Pero Dabeiba, Putumayo o Farallones por supuesto alimentan la ira del otro lado. Uno de cada tres colombianos cree hoy que la salida es a las malas. Los medios se dedican a inflar a Uribe Vélez. Canal deja sentir el descontento de los generales. Castaño aparece de estadista. Se recrudecen las masacres y el chantaje de los paras.

Es el círculo infernal de dos proyectos lunáticos. La guerrilla no llegará al poder porque carece de apoyo popular. Los paras no acabarán la guerrilla porque los masacrados son apenas campesinos. Así que, en vez de resolverse esta supuesta ‘guerra’ se degrada día por día.

Y entre tanto se agota el tiempo para la vía negociada. Primero, porque en unos meses llegarán los helicópteros y será irreversible la versión bélica del Plan Colombia. Segundo porque Bush y un Congreso republicano significarían volver al fundamentalismo antidroga de Nixon-Reagan, al anticomunismo de los halcones y al desinterés por los derechos humanos y el medio ambiente que matizaron la estrategia Clinton. Y tercero porque las campañas para suceder a Pastrana están a punto de despegar.

La carta de Horacio Serpa da comienzo a la suya. Frente a Uribe Vélez y en el momento mismo en que concluye el oscuro episodio de los parlamentarios en manos de Castaño, Serpa se autopostula como interlocutor del Presidente y como el abanderado de la línea diálogo. Es una jugada muy inteligente.

Y es también una oferta excelente para Colombia. Si algo necesitamos, es darles forma y sustancia a los diálogos de paz. Que no sean más un asunto personal de Andrés o del gobierno sino una cuestión de Estado y de negociadores representativos. Que cambiemos el pare-y-siga sobre la zona de distensión por discutir cosas serias con la guerrilla. Y que tratemos, por lo menos tratemos, de convencer a Marulanda de que sin reglas o árbitros no se puede avanzar.
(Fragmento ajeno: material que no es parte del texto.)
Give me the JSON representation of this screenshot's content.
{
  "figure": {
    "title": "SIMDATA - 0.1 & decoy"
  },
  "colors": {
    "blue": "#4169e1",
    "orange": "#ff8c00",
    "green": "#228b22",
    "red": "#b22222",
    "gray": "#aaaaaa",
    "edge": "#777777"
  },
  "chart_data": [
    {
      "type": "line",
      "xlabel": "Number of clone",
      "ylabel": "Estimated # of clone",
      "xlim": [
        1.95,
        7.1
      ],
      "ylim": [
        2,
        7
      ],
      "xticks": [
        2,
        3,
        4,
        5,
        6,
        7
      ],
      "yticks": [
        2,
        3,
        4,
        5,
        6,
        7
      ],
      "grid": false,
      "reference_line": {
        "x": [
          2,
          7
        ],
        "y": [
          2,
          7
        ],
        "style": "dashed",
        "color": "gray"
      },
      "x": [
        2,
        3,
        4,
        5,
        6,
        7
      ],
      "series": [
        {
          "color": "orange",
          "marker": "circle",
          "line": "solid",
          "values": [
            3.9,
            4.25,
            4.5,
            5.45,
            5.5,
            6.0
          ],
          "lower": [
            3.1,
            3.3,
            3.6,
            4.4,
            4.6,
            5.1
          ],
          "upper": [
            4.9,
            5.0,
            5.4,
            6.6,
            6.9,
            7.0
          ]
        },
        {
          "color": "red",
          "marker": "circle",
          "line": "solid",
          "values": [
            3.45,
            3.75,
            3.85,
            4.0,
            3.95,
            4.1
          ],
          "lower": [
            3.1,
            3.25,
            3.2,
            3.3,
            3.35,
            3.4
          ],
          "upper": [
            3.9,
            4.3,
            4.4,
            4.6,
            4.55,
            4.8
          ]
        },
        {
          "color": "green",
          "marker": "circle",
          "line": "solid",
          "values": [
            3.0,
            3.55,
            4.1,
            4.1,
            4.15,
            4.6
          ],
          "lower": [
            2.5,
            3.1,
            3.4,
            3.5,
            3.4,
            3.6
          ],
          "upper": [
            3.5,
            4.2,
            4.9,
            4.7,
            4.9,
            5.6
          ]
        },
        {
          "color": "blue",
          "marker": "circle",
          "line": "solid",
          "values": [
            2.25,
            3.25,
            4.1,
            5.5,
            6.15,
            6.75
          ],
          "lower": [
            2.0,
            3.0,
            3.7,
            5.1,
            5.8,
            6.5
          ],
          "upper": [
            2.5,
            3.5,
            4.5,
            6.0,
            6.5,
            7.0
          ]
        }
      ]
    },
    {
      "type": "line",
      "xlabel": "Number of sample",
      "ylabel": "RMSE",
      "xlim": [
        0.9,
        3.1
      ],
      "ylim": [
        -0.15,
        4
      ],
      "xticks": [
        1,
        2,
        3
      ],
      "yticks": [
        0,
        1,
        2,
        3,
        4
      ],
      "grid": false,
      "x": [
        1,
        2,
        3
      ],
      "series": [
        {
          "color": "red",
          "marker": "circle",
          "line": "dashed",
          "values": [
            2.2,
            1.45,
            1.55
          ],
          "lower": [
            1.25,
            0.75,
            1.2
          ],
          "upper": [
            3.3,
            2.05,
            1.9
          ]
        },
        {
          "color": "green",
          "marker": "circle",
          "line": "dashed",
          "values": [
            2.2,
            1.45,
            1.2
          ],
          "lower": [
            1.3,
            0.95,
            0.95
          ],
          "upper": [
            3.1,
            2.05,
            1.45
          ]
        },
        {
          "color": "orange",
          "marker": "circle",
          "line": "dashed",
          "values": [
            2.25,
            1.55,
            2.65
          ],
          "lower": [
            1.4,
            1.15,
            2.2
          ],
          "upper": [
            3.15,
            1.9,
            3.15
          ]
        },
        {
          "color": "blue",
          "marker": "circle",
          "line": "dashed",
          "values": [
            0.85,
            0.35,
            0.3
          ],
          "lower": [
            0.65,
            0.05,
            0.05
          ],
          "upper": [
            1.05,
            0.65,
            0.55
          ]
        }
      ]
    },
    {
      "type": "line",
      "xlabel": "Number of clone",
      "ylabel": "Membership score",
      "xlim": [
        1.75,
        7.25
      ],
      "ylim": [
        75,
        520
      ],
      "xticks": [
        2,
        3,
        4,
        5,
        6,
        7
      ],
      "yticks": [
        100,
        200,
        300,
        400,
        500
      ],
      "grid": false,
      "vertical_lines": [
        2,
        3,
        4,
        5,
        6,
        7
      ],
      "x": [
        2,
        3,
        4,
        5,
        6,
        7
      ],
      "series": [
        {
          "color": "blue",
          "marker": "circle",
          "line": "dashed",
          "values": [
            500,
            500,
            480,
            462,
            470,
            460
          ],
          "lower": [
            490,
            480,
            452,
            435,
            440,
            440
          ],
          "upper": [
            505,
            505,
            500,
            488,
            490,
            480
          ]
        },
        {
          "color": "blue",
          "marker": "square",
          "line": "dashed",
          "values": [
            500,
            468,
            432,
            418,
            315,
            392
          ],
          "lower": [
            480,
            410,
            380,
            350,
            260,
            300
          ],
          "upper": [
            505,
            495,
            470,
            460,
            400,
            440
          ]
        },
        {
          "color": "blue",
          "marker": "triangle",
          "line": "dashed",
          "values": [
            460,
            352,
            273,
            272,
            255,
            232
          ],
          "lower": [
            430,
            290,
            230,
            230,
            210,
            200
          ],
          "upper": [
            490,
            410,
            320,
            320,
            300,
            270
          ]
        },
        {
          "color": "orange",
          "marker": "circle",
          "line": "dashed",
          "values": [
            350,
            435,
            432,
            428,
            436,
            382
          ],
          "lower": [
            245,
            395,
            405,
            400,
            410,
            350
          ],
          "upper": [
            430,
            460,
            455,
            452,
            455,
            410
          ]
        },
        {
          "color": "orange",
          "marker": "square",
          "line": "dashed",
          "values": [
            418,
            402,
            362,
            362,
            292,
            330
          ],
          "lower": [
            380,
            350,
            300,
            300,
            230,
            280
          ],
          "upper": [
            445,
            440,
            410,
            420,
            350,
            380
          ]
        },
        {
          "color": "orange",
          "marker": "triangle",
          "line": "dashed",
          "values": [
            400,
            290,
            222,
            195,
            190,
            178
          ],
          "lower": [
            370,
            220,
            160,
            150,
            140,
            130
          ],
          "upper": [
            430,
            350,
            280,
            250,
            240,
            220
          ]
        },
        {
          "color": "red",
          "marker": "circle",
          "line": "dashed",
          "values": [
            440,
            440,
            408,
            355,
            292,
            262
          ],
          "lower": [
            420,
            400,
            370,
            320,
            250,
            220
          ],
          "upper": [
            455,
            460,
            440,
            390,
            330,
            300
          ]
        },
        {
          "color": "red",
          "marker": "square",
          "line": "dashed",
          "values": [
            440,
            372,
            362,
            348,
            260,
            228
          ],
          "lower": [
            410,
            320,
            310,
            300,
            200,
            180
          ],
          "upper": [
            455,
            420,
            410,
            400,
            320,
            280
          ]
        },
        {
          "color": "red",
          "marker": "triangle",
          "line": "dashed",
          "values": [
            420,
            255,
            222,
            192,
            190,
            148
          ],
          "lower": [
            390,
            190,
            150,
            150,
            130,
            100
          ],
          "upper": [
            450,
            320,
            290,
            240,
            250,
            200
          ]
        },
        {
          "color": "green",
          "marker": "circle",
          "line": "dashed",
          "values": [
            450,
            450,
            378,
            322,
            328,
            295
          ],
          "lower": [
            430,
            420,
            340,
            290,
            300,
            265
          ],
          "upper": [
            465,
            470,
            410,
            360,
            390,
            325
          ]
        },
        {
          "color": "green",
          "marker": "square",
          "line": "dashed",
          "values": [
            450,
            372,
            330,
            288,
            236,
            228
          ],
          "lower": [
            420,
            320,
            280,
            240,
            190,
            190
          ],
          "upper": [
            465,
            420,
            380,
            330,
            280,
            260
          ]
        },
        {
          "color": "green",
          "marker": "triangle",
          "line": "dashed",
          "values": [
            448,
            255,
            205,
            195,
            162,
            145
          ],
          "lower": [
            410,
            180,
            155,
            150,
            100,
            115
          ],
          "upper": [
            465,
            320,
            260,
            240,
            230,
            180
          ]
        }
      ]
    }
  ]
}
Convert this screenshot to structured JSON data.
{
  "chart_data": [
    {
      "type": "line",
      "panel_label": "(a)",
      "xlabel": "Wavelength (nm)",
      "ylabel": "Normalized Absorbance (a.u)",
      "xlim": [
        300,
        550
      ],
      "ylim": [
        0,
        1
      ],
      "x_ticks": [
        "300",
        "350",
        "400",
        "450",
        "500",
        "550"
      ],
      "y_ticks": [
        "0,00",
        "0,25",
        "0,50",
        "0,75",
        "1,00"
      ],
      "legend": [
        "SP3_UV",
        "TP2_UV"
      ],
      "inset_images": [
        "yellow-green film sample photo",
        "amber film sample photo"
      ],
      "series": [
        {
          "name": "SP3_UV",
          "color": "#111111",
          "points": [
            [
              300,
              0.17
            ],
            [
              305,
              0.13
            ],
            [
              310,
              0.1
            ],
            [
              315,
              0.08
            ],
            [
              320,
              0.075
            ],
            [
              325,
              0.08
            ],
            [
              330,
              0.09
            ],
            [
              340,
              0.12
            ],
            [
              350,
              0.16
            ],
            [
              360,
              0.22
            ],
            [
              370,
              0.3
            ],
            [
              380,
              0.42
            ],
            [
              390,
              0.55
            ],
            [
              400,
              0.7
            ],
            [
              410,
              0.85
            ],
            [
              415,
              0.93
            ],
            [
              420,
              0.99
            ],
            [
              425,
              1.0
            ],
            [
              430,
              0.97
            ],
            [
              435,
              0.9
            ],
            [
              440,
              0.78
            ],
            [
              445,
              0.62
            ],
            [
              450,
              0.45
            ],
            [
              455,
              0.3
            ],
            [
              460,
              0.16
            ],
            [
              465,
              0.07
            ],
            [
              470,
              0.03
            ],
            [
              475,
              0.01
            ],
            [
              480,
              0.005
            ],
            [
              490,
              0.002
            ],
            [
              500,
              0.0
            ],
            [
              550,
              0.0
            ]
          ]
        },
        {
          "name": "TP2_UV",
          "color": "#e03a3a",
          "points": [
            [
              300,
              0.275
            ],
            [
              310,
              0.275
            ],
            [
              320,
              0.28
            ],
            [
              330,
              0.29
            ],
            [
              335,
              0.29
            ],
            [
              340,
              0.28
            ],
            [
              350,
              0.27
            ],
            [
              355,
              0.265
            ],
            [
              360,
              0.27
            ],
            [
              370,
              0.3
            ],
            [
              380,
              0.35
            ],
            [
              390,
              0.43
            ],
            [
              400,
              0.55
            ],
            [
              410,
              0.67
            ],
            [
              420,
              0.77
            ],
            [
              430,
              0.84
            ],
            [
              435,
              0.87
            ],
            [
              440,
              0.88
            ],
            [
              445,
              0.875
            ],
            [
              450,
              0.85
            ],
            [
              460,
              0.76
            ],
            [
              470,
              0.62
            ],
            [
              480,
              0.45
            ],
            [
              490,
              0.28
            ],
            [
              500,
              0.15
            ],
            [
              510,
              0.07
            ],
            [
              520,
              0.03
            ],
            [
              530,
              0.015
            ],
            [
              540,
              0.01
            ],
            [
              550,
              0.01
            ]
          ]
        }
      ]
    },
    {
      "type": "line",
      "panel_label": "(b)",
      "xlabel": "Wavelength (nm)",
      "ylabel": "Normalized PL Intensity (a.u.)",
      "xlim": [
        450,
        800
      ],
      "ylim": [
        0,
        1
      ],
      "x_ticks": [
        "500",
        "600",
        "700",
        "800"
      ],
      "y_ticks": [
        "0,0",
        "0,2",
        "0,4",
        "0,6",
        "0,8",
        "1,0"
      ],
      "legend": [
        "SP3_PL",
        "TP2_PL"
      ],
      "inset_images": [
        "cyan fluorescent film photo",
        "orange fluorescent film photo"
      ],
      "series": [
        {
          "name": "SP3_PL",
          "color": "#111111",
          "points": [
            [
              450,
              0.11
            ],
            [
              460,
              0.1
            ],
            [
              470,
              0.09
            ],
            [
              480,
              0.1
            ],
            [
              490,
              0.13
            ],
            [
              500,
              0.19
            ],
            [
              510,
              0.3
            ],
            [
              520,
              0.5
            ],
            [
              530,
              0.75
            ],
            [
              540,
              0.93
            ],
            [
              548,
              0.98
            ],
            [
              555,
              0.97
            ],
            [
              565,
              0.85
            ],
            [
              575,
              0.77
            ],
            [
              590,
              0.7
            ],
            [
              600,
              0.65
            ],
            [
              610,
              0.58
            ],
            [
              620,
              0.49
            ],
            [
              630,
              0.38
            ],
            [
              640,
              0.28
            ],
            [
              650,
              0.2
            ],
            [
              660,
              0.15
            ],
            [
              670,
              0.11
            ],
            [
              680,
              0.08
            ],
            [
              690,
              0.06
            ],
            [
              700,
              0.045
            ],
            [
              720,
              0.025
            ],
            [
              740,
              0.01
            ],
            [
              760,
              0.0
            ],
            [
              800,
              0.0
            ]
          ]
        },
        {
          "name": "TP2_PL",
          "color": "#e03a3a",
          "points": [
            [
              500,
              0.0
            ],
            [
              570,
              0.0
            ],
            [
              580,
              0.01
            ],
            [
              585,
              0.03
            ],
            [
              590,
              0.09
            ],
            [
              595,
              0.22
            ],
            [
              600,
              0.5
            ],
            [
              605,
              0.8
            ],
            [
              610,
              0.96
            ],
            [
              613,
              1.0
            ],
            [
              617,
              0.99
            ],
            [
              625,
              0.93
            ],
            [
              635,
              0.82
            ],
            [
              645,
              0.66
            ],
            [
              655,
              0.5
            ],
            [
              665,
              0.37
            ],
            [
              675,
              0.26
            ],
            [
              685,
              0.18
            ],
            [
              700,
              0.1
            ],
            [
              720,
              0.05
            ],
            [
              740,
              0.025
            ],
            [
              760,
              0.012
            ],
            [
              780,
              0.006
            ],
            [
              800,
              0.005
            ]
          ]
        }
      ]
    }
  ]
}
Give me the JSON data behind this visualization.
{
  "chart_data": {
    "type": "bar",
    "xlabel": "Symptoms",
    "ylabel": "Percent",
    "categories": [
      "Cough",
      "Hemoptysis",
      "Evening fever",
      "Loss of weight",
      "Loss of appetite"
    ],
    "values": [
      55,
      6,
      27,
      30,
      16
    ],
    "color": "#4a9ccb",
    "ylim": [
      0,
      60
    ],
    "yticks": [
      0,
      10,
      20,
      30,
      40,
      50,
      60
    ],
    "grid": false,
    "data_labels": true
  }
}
El 18 de febrero de 1999 Pastrana les propuso a los partidos un acuerdo de 17 puntos alrededor de la paz. Cuatro acciones precisas contra el paramilitarismo. Seis líneas de política exterior, comenzando por la sustitución pacífica de cultivos. Seis criterios para que el proceso fuera participativo. Y una —esta sí etérea— “reforma de la justicia”. Serpa rechazó el acuerdo por “ventajoso”.

Ojalá que después de 20 meses y de tantos muertos, este país amnésico recupere aquella propuesta y así logremos sacar el proceso de paz de su “estado cataléptico”.